The point is, it doesn't need to be. Policies to mitigate climate change are best viewed as insurance against great but imperfectly understood risks. Every voter understands the concept of insurance.
And insurance companies typically don't try to frighten people into buying their products. Instead, they present it as a sensible, even boring, necessity. Scare tactics about climate change have not only failed to move public opinion, but they've also undermined trust in government, which was too low to begin with.
Another worthwhile tactical shift would be to acknowledge that the remedies aren't clear-cut. Offering voters a choice between acting "quickly and dramatically" or facing "catastrophic" harm, as U.S. Secretary of State John Kerry did recently, doesn't help. The costs of mitigation vary enormously, as does who would bear the burden. Addressing these complications requires more debate, not less.

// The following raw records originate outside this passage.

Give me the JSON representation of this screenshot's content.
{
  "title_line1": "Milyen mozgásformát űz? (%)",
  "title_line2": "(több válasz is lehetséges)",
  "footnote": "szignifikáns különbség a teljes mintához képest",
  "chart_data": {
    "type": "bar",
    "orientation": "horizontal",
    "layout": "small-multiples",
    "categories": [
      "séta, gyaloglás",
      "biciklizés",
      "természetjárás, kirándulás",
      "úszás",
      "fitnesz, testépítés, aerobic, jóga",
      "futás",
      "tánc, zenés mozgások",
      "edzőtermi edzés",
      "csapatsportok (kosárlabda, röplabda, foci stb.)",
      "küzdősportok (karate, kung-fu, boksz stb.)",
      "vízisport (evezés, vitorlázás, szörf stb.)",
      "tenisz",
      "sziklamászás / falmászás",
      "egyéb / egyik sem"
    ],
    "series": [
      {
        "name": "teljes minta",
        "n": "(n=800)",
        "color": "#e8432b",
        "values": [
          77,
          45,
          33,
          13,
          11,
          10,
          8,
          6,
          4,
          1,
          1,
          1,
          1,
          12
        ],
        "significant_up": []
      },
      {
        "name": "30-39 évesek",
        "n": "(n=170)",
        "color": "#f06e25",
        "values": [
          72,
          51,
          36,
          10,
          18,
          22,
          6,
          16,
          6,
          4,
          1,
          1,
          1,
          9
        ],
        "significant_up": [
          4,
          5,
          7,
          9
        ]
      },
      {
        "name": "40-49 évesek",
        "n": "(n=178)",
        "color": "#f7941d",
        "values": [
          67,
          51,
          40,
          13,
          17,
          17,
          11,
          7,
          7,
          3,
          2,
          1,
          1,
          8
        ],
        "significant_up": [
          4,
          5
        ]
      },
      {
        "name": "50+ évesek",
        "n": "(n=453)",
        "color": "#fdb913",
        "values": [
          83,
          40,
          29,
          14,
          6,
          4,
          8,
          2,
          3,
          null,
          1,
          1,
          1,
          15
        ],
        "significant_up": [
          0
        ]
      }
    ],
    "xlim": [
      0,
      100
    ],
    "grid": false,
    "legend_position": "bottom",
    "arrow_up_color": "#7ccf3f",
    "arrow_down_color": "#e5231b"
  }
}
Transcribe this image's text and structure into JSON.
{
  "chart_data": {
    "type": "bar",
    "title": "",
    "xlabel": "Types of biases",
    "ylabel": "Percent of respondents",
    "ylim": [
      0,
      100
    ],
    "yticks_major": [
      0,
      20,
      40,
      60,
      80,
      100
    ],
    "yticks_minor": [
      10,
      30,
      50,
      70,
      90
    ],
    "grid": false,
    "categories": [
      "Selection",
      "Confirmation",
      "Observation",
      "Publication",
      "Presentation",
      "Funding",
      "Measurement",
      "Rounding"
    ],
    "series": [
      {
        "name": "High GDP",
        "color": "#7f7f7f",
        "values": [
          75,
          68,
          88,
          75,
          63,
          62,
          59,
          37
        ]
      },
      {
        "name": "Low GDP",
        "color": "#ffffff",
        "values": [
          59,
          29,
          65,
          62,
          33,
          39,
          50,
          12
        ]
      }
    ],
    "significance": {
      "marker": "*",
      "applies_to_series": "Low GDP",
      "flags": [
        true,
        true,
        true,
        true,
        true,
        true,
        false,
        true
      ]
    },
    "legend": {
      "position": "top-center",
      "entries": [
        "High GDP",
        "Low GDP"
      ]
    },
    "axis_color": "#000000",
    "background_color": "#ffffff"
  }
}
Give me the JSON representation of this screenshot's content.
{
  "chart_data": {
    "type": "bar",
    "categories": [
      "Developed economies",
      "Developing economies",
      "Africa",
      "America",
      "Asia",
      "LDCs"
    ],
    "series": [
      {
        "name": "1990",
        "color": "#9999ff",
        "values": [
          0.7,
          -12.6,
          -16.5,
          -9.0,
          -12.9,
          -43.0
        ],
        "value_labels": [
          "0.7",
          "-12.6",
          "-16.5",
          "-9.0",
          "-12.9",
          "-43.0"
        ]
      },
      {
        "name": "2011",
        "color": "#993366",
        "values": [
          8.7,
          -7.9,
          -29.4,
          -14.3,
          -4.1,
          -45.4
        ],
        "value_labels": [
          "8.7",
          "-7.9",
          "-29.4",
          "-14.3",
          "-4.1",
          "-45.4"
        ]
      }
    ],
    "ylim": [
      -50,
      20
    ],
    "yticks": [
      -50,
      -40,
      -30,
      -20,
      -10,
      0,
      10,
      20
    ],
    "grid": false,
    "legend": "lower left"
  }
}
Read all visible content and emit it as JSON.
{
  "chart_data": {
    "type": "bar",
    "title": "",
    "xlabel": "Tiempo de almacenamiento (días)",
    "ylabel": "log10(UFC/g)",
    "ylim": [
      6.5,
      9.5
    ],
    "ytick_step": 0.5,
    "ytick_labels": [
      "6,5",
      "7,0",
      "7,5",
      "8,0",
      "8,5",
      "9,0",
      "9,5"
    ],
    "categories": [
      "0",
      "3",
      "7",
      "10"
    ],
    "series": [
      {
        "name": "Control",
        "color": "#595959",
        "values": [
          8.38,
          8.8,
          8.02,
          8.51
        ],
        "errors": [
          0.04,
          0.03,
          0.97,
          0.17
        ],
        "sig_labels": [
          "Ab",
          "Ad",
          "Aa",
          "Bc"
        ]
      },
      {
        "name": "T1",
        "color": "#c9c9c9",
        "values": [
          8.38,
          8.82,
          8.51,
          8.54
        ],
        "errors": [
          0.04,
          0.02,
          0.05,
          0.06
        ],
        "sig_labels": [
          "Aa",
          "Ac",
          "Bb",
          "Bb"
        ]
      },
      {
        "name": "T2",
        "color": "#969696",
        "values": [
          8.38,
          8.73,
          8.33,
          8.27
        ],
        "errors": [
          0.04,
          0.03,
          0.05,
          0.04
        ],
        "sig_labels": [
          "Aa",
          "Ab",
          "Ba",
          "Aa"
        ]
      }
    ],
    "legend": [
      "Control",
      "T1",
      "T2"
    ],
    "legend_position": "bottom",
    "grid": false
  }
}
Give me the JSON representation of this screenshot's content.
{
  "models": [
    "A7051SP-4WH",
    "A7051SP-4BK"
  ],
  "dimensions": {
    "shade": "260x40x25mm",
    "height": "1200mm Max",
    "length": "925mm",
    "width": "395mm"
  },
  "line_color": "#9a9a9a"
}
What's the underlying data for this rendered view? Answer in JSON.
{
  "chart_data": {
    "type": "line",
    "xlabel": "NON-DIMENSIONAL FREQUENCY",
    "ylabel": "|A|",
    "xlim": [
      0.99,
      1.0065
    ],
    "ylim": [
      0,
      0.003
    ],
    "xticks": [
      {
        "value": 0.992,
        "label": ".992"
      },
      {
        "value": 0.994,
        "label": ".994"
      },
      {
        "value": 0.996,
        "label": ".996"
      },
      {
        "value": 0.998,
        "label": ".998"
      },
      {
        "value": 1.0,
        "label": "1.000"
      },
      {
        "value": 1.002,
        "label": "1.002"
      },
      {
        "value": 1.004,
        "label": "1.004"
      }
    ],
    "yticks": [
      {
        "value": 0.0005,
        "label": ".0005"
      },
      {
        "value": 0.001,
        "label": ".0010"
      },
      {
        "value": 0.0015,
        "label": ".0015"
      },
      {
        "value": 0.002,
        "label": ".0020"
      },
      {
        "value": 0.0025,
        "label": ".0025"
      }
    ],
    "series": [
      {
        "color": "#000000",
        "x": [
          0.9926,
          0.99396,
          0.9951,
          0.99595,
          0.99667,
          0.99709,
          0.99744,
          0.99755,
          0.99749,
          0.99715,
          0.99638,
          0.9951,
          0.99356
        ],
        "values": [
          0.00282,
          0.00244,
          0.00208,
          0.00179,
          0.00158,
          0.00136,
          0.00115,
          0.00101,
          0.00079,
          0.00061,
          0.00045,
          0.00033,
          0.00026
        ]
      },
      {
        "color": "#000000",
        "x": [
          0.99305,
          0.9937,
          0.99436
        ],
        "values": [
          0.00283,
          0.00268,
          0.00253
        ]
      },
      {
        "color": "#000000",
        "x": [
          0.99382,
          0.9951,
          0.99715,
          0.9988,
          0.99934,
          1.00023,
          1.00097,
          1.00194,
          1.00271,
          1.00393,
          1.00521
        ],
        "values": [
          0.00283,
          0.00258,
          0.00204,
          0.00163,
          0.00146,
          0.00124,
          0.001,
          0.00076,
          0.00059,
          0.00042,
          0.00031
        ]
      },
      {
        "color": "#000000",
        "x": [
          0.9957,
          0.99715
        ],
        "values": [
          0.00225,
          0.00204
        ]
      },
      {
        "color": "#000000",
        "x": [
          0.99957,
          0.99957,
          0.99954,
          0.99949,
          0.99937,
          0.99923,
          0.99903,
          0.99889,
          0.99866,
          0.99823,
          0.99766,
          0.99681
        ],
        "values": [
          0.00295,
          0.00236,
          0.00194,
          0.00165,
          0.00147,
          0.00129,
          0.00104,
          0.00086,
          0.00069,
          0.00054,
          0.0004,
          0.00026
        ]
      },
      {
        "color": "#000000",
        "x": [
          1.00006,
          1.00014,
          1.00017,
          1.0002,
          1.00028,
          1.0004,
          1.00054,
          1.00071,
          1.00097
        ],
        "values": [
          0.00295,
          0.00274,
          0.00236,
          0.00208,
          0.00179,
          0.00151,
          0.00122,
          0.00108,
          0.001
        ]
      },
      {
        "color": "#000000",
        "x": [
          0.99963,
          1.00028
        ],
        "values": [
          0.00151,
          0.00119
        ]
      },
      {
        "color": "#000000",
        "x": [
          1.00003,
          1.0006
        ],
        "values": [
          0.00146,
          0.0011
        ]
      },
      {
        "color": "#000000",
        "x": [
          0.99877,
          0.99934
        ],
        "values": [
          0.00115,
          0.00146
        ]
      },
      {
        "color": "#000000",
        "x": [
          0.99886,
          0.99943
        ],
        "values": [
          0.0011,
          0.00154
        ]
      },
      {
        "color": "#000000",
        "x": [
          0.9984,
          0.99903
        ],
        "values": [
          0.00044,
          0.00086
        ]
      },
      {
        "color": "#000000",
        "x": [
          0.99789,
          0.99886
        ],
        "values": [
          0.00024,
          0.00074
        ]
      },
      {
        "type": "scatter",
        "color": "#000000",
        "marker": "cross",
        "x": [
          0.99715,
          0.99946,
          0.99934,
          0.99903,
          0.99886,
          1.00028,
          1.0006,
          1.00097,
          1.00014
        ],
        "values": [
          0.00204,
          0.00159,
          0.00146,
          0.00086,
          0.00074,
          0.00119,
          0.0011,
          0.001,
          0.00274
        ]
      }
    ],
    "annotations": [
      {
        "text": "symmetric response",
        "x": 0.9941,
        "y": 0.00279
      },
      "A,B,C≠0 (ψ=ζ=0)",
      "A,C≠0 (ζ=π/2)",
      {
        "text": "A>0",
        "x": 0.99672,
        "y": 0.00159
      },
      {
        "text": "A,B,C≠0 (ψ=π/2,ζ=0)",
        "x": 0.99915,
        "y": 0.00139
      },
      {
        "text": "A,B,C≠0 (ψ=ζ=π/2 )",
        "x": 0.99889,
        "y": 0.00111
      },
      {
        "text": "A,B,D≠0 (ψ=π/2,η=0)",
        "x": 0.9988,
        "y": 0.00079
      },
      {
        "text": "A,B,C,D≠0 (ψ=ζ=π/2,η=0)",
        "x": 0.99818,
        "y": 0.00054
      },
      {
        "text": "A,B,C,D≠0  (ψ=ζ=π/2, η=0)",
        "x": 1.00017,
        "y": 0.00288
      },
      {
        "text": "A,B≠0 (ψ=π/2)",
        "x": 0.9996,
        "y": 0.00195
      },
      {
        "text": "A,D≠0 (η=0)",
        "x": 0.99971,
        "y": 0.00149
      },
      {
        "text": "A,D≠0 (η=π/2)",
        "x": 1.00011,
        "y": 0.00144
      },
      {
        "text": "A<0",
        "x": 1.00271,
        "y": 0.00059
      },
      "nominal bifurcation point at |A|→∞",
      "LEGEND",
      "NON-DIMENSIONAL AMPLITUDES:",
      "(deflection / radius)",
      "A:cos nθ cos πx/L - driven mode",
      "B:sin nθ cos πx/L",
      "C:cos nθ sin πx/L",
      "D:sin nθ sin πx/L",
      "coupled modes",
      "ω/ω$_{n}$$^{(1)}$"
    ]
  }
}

The advantage of a carbon tax is that it offers a market-based approach to setting priorities. But the broader point is that taking climate change seriously doesn't mandate any and every proposal for reducing emissions. Some are too expensive to make sense (retrofitting old machines and buildings, for instance, can cost much more than making new ones energy-efficient), and there's no shame in saying so. Other ideas are too promising to ignore (nuclear power, carbon-capture technologies, geoengineering), and there's no shame in saying that, either. Adapting to higher temperatures, as well as trying to limit the increase, should also be part of the discussion -- an idea that the IPCC is belatedly coming around to.
As in every enterprise requiring international cooperation, U.S. leadership is indispensable. Unfortunately, the issue of climate change has been drawn into the maw of the country's bitterly partisan politics. This, too, is a failure of leadership.
In the U.S. and around the world, prominent politicians of every stripe should make clear that the debate over climate change need not demand the unconditional surrender of competing worldviews. It is simply a discussion about the practical and economical steps necessary to manage risk.